3.58 (All of Chapter III)
- That the expectations of Risk Management in insurers  "...comprise risk management standards which are considered to be matter-of-course and wide spread activities" - extraordinarily loose, considering the lack of a majority-accepted global, or indeed pan-European standard on the subject (IRM/ISO/COSO/FERMA/FSB's efforts notwithstanding)

3.65 (Guideline 19)
- That, while it is "not an easy task", Operational Risks should be quantifiable, and therefore subject to tolerance limits - I don't think it would have hurt to suggest (or even compel the use of) a method if it is that difficult.

3.68 (Guideline 25)
- That firms should maintain Investment Risk-related KRIs outside of what might be provided by normal parties (for example, ratings agencies), which would help "...increase overall risk management" - not entirely convinced that a generic "increase" is any kind of worthy ambition. 

3.74 (Guideline 31)
- That a capital management policy and capital management plan is both necessary (though for not entirely convincing reasons when tying back to the Directive)

3.78 (Chapter VI [Internal Control])
- That there is already plenty of clarification on what the Compliance function is charged with. I would agree in principle, but have heard evidence to the contrary in practice.

3.81 (Chapter VII [Internal Audit])
- That they neither wish to mandate or discourage rotation of Internal Audit staff or whistleblowing direct to NCAs - in which case, why mention it!

3.110
- A bizarre comment in response to a suggestion that a public statement should be released by the AMSB annually regarding the discharge of responsibilities around the system of governance that the Directive "...only deals with internal governance, not corporate governance" - think I know what they are fishing at, but terribly worded.

3.144
- Justify their decision not to define risk appetite and risk tolerance in the context of these guidelines

They have however provided some more defendable clarifications, for example;

3.51 (Guideline 11)
- Clarified that the gold-plated "Fit and Proper" requirements apply to AMSB/Control Function staff only, as well as specify what is expected from Outsourcers.
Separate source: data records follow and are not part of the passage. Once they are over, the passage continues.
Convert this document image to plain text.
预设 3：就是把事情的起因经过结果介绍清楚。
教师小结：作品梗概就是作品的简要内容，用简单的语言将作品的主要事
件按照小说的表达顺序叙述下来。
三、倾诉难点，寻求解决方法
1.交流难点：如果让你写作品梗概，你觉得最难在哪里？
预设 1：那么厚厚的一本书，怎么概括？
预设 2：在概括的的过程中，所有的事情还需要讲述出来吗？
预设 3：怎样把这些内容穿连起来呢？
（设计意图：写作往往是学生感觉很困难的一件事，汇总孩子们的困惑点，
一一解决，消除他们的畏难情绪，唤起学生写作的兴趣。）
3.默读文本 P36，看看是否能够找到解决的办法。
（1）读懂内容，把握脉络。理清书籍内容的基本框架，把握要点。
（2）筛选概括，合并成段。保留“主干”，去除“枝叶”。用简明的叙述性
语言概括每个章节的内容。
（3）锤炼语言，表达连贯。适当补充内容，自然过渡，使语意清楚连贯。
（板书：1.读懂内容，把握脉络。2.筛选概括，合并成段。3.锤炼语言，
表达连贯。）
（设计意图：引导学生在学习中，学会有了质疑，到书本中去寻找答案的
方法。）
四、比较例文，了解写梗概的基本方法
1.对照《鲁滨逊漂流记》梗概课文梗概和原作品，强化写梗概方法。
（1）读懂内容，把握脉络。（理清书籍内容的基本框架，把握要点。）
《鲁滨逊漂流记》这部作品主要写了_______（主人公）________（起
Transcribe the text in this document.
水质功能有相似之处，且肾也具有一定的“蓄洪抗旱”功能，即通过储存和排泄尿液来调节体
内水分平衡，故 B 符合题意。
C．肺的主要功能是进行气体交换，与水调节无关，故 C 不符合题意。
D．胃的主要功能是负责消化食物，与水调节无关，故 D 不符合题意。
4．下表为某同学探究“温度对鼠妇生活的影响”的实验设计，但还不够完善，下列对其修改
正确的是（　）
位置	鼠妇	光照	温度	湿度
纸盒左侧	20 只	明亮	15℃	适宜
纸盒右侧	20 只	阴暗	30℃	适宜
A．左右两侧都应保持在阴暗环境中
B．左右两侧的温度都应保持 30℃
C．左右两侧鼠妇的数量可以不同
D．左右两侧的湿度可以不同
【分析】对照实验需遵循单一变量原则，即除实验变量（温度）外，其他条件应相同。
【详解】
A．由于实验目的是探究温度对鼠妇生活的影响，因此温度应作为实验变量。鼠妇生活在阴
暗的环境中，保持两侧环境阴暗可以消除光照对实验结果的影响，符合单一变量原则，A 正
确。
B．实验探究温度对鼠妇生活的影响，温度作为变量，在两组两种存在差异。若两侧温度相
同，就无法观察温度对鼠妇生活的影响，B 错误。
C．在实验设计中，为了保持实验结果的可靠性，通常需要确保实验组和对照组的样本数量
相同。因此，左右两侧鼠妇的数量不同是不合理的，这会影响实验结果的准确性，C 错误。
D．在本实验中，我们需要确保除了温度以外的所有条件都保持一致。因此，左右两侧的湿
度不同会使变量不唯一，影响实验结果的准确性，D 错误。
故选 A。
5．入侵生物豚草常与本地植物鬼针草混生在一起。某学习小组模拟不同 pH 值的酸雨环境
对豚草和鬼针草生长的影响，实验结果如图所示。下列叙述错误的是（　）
3.57 (Chapter III [Risk Management])
- That in the context of separating the duties of the Risk and Actuarial functions, the Directive is abundantly clear and that undertakings "...cannot deviate from [the Directive's] distribution of tasks"

3.62 (All "Policy"-related guidelines)
- That efforts should be targeted towards drafting the required documents during the preparatory phase. I would imagine this would be "re-working" in the UK, where such activity is most probably long done.

3.67 (Guideline 19)
- That there is no compulsion for firms to operate an electronic database to store operational risk events

3.85 (Chapter VIII [Actuarial])
- That, regardless of the absence of a valuation framework for TPs, the processes behind their co-ordination and calculation justify early activity, rather than "wait and see" on Pillar 1.

3.124
- Regarding Op Risk, activity will have to include "...identifying all operational risks that have crystallised and their near misses" (my emphasis)

Relatively easy in summary then - if it was a gap/issue in your system of governance in March, it probably still is, so go and fix it!